Abfindungen und Urlaubsabgeltung unterfallen allerdings nicht dem Insolvenzgeld. (BSG 6.5.2009 NZA-RR 2010, 269).
Das Insolvenzgeld entspricht dem rückständigen Nettoentgelt, höchstens jedoch bis zur Beitragsbemessungsgrenze nach § 341 Abs. 4 SGB III (§ 167 Abs. 1 SGB III nF). Die Agentur für Arbeit zahlt auf Antrag der zuständigen Einzugsstelle auch die für den Insolvenzgeldzeitraum rückständigen Pflichtbeiträge zur Sozialversicherung. Gem. § 168 S. 1 SGB III kann auf Antrag die Agentur für Arbeit einen Vorschuss auf das Insolvenzgeld erbringen.
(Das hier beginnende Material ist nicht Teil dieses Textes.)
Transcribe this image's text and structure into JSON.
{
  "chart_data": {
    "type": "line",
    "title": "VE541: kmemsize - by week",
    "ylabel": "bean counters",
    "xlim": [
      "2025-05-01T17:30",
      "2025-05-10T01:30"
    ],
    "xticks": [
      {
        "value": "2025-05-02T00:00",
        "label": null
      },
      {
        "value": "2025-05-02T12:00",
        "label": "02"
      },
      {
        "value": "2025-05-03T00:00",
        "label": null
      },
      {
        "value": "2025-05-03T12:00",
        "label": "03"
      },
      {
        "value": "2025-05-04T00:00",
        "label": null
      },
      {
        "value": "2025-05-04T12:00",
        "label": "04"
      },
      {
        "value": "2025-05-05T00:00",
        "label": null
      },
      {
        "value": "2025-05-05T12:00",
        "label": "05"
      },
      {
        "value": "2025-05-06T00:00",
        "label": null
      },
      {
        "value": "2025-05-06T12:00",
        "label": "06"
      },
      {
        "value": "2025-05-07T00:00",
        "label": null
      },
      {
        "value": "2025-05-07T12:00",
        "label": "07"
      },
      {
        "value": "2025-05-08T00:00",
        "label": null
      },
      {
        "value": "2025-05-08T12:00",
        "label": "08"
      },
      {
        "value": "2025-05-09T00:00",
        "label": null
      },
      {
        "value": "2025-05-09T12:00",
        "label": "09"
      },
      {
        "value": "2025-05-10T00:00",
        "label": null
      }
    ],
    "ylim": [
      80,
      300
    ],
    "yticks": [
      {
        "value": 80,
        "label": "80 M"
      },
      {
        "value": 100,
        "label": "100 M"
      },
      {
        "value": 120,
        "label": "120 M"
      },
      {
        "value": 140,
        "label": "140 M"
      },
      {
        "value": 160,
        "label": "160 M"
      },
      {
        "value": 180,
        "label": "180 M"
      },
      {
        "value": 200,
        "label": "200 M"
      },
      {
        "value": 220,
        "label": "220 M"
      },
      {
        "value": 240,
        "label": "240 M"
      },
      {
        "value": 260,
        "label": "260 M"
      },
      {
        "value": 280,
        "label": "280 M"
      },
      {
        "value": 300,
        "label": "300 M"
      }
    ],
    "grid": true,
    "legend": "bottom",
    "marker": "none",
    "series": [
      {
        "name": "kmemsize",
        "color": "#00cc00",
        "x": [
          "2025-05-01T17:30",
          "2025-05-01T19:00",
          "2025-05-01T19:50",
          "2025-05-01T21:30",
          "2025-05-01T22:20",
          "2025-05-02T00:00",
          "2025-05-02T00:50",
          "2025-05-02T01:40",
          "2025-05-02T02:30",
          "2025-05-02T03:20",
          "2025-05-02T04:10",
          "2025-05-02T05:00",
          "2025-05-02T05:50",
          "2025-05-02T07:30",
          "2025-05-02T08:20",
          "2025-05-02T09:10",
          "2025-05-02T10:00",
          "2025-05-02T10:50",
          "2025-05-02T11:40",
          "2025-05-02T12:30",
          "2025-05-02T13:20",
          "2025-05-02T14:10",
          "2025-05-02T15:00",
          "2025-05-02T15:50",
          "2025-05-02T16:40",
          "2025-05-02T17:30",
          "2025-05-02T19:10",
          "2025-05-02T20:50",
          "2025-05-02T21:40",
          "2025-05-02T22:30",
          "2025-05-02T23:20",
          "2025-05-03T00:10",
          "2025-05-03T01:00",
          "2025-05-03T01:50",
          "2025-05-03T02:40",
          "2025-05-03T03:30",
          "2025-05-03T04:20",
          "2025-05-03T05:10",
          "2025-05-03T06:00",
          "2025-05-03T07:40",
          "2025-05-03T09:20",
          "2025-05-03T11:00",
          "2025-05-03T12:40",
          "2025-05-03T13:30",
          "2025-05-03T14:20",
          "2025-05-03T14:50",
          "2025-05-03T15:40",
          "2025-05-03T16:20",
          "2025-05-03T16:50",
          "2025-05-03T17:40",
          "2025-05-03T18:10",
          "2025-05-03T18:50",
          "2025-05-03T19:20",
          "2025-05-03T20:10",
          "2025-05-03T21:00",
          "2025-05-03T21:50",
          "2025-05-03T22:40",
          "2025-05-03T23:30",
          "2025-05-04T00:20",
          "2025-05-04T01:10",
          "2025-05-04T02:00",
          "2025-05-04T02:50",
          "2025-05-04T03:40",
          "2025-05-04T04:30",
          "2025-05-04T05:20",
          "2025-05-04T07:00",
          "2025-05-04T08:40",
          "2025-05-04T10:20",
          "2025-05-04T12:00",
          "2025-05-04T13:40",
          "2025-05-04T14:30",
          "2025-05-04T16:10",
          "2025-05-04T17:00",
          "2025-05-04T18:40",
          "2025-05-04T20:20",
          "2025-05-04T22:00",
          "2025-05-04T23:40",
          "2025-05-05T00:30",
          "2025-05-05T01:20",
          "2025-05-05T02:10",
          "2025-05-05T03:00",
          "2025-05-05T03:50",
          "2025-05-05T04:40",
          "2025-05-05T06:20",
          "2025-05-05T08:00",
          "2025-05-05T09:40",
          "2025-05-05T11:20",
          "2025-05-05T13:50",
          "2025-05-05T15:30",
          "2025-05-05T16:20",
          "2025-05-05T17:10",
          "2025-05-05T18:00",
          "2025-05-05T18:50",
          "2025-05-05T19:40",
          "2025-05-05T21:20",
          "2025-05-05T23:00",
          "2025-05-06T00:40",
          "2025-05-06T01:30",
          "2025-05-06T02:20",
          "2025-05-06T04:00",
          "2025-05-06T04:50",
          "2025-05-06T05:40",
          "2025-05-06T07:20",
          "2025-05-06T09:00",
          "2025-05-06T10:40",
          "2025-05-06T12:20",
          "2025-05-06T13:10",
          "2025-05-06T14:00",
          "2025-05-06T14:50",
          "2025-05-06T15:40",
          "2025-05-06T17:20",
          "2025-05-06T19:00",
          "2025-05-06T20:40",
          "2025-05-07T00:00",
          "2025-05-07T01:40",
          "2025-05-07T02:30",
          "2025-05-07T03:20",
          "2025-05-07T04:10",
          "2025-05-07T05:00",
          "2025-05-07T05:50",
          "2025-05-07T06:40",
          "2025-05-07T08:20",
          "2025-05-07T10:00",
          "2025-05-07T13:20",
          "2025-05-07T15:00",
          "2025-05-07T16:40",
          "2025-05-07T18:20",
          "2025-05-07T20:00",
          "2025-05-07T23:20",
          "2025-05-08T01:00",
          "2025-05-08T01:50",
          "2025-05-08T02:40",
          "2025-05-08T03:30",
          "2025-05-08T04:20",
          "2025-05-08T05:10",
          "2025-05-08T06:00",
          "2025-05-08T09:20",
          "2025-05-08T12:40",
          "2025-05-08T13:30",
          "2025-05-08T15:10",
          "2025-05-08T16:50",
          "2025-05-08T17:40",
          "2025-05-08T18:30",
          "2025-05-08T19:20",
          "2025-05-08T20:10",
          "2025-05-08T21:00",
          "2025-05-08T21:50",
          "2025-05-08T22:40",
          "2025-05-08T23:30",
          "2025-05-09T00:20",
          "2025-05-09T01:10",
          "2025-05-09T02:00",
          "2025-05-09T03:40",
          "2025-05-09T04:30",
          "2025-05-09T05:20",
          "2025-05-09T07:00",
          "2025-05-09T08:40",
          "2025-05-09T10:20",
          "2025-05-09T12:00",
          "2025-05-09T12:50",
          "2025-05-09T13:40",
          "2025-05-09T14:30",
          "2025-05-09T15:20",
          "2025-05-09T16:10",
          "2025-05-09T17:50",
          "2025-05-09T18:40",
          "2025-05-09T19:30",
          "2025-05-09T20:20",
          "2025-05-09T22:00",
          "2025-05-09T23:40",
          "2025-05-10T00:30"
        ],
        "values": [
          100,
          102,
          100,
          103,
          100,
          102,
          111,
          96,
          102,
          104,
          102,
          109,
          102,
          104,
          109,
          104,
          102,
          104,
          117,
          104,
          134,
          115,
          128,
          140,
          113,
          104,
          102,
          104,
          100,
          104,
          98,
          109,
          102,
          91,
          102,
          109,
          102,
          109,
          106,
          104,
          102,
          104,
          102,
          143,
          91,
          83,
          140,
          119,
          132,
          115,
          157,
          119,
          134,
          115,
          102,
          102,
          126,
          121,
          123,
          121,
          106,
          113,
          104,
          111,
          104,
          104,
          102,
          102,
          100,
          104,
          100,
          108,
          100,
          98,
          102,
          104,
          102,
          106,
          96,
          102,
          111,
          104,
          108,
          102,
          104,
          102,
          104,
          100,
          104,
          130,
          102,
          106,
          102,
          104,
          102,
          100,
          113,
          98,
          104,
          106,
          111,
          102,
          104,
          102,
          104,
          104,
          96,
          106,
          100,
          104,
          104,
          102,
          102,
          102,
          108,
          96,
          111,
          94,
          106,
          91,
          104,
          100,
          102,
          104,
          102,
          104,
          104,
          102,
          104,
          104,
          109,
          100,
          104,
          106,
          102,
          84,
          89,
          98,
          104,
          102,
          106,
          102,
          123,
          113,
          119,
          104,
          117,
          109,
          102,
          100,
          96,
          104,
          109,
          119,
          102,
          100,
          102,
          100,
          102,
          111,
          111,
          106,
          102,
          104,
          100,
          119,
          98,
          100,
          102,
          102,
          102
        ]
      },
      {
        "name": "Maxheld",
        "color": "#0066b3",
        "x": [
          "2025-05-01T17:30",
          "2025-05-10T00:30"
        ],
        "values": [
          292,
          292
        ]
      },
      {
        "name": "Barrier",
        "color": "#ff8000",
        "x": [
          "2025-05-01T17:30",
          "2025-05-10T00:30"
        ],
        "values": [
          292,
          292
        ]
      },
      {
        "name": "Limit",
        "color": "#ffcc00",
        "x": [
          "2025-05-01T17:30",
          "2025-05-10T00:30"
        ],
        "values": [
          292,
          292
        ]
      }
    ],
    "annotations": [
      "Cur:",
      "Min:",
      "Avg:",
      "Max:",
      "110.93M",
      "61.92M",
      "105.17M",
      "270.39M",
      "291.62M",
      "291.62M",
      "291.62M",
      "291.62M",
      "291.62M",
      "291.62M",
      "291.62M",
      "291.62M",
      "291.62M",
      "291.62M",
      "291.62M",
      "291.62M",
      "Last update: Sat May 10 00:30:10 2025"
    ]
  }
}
IX. Frist für das Insolvenzgeld: 2 Monate
Das Insolvenzgeld wird nur auf Antrag gezahlt, der binnen einer Ausschlussfrist von zwei Monaten nach der Insolvenzeröffnung, der Abweisung mangels Masse oder der tatsächlichen vollständigen Betriebsstilllegung zu stellen ist, § 324 Abs. 3 SGB III. Bei unverschuldeter Fristversäumnis ist eine Nachholung innerhalb von zwei Monaten nach Wegfall des Hinderungsgrundes möglich, § 324 Abs. 3 S. 2 SGB III.
X. Arbeitslosengeld
Wird der Arbeitnehmer von dem zahlungsunfähigen Schuldner, dem vorläufigen Insolvenzverwalter oder später vom Insolvenzverwalter freigestellt und wird zugleich die Gehaltszahlung eingestellt, steht dem Arbeitnehmer unter dem Gesichtspunkt der Gleichwohlgewährung Arbeitslosengeld zu, § 157 Abs. 3 SGB III . Der Anspruch geht auf die Bundesagentur für Arbeit über, § 115 Abs. 1 SGB X. In Höhe dieser Ansprüche verliert der Arbeitnehmer seine Aktivlegitimation. Er kann Vergütungsansprüche, die wegen der Zahlung von Arbeitslosengeld auf die Bundesagentur für Arbeit übergegangen sind, aber im Wege der gewillkürten Prozessstandschaft für die Bundesagentur geltend machen (BAG 19.3.2008 NZA 2008, 900).